Drug and pharmaceutical activity of the regulatory issues are characterized by high public interest. Protection of high quality, safe and effective drugs is available by creating accurate regulatory model.
The World Health Organization (WHO) considers the regulation of the drugs and pharmaceutical activities as a major challenge for developing countries and urges countries to ensure the efficient regulation of this sector by determining and improving deficiencies in regulations.
Under these circumstances, it is crucial to thoroughly study the regulation system of quality, safety and efficacy of the pharmaceutical products.
The audit studied the drug and pharmaceutical regulatory system, pre and post-market control measures of pharmaceutical product.
The main audit findings are:
› Pharmaceutical activities, namely: manufacturing, clinical trials, pharmacy practice falls behind internationally recognized practice and standards;
› The specialized pharmacies where the sale of prescription pharmaceutical products is allowed do not require a permit. 72% out of the total number of pharmacies are specialized pharmacies. Consequently, for functioning the most important part of pharmacies conditions and criteria are not defined. In addition, there are no sanctions identified for the violation of sanitary or hygiene norms;
› The scope of the drug authorization is restricted by legislation. There are shortcomings in national and recognition authorization procedures that have impact on proper quality control of pharmaceutical product;
› Marketing authorization by recognition procedure – unilateral recognition mechanism does not ensure elimination of risks connected to pharmaceutical product by intercourse of recognized regulatory agencies. The agency does not ensure the permanent monitoring of the web sites and connection with other regulatory agencies when it is necessary. After the authorization, the regulatory agency may also have delayed response to remove unsafe and ineffective pharmaceutical products from the market, which were removed by “recognized” country or by interstate regulatory agency;
› According to Georgian legislation, protecting all types of quality standards is not considered. During national marketing authorization, control of quality, efficacy and safety of pharmaceutical products are not ensured under the current regulations by the following mechanisms:
- Submitting the information about the side effects of the generic pharmaceutical products;
- Preliminary laboratory control of pharmaceutical products;
- Use of in vivo bioequivalence method;
- Submitting information about the validity of the methods of analysis.
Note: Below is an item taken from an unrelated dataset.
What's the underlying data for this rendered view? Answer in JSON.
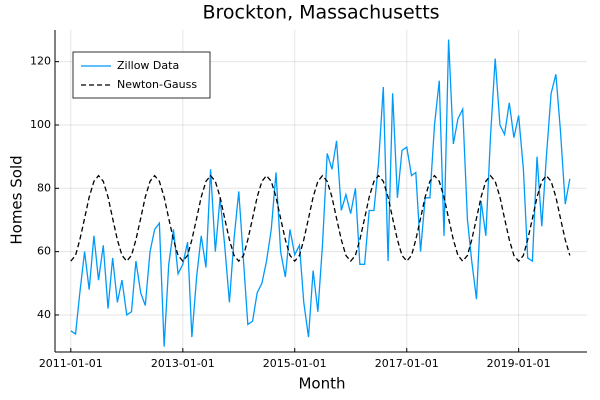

› Authorization process of pharmaceutical product is simplified in Georgia. This is corroborated by the fact that the number of authorized pharmaceutical products is high (10 541) and 35% of authorized medicines (2011-2012) has not been imported in the country yet (the end of audit period). Accordingly the purpose of market authorization was not the realization of the pharmaceutical product in Georgian market;
› Permission conditions are mostly inspected in authorized pharmacies, which sell pharmaceutical products under special control. Despite frequent violations abolished pharmacies continue functioning with different legal status. Therefore, huge resources of inspection division are spent on the control of activities that cannot be prevented under the current regulations;
› Informational environment of the agency cannot ensure complete and precise identification of risks;
› Pharmacovigilance system is not developed. Information sharing mechanisms with patients, medical personnel, organizations involved in pharmaceutical activities, NCDC are not established. These mechanisms are necessary for monitoring, eliminating and preventing adverse drug reaction and the side effects of pharmaceutical products.
State Audit Office has issued recommendations that will eliminate existing problems and will improve the system.